My eyes opened, it was still night. The scent still lingered in the air, the grass still tickled my neck, and the breeze was still cool. I tore myself off the ground and rose to my feet slowly. Glancing around, I saw nothing but a boundless moon bathed field. The crickets and rustling were absent; all that remained was the silence.
Realizing that I still hadn’t found time and there wasn’t much else to do, I picked a direction and started walking. I walked for hours, or weeks, or minutes, or decades. The landscape didn’t change; it just reflected the same constant horizon of endless grass.
After a moment of thought, I took a pen out of my pocket and jammed it into the ground as a point of reference. I knew I wouldn’t be able to see it from very far in the dark of the night, I thought the sense of distance would have a reassuring effect.
I walked backwards away from the pen, keeping it in sight and gaining distance on it. As soon as I couldn’t see it anymore, I turned around and kept walking in the same direction. It did feel good, knowing that I had moved, even though the world around me didn’t show it. As I had that thought, I heard a crunch under my foot. It was a pen. Shocked, I picked it up and examined it. It was the same pen.
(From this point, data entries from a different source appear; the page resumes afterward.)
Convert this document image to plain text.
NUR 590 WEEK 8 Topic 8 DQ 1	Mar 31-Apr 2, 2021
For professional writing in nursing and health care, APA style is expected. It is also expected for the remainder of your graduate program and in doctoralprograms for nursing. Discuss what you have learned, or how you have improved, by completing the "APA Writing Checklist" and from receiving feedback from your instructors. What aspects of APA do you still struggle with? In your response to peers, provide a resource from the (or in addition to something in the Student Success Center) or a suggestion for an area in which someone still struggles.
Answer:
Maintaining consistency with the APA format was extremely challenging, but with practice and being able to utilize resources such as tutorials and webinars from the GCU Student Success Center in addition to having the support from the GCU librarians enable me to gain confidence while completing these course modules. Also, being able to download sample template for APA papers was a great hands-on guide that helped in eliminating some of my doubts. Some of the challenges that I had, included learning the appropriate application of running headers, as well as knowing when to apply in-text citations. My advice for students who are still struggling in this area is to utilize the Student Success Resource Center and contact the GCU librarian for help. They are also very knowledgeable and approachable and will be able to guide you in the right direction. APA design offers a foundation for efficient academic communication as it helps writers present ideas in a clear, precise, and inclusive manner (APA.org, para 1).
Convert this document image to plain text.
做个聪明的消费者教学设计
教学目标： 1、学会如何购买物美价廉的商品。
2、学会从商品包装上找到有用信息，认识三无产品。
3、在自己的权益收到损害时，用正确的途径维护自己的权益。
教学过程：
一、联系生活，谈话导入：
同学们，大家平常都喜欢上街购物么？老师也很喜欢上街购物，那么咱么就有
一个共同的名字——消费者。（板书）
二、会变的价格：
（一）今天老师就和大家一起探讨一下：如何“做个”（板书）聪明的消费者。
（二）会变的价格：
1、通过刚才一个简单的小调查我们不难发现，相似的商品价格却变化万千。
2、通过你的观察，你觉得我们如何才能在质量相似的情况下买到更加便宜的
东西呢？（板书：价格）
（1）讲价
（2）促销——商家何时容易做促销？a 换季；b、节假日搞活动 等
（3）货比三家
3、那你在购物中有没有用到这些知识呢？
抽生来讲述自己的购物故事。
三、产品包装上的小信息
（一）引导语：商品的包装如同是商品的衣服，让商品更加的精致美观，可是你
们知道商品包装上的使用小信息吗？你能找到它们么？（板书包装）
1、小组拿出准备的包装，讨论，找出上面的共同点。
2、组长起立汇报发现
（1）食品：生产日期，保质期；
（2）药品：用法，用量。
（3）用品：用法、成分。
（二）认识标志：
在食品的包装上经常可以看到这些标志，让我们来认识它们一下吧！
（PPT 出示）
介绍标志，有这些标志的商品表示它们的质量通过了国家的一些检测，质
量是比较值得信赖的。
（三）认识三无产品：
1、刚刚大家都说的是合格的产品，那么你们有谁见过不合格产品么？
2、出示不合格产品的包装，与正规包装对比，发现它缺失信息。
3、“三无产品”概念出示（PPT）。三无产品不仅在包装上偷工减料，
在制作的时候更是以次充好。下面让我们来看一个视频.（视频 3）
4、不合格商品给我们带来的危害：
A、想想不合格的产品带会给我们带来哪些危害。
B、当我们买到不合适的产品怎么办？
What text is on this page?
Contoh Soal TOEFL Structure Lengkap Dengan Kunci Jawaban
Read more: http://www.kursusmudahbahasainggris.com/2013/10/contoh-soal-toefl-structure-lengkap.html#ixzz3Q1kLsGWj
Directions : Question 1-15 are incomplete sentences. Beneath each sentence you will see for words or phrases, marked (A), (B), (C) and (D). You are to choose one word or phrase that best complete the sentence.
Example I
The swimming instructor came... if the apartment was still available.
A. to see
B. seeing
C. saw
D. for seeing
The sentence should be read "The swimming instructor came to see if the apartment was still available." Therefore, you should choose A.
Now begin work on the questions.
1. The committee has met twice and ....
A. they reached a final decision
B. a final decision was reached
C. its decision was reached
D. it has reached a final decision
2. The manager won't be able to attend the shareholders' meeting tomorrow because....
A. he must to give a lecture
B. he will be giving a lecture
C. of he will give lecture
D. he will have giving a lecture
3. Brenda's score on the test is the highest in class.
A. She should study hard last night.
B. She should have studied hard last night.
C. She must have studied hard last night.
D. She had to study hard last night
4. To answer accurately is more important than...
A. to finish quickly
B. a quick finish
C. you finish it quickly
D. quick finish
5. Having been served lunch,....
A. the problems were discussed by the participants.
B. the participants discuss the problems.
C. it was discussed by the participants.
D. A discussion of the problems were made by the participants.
I panicked. I was trapped in a field of nowhere. Exits were all around me, but they led right back to the same place. Without even realizing it, I fell to the ground sat with my legs sprawled out. Not knowing what else to do, I hurled the pen as hard as I could at the horizon. It hit me in the back of the head.
I let out a sigh.
I wanted time back.
Stupid field.
The horizon burned into me with its endless gaze for what I could only assume was centuries, and then something odd happened. The horizon started to advance on me from all sides. It came at me quick, too quick for me to react to it.
Suddenly, the field was gone. Sucked out of reality along with everything else, and there was just me. It all happened really fast, but as far as I can tell, everything passed into my mind. It nestled in as fond memories which, were unique because I remember not having them.

Alone in the void, I missed the stupid field.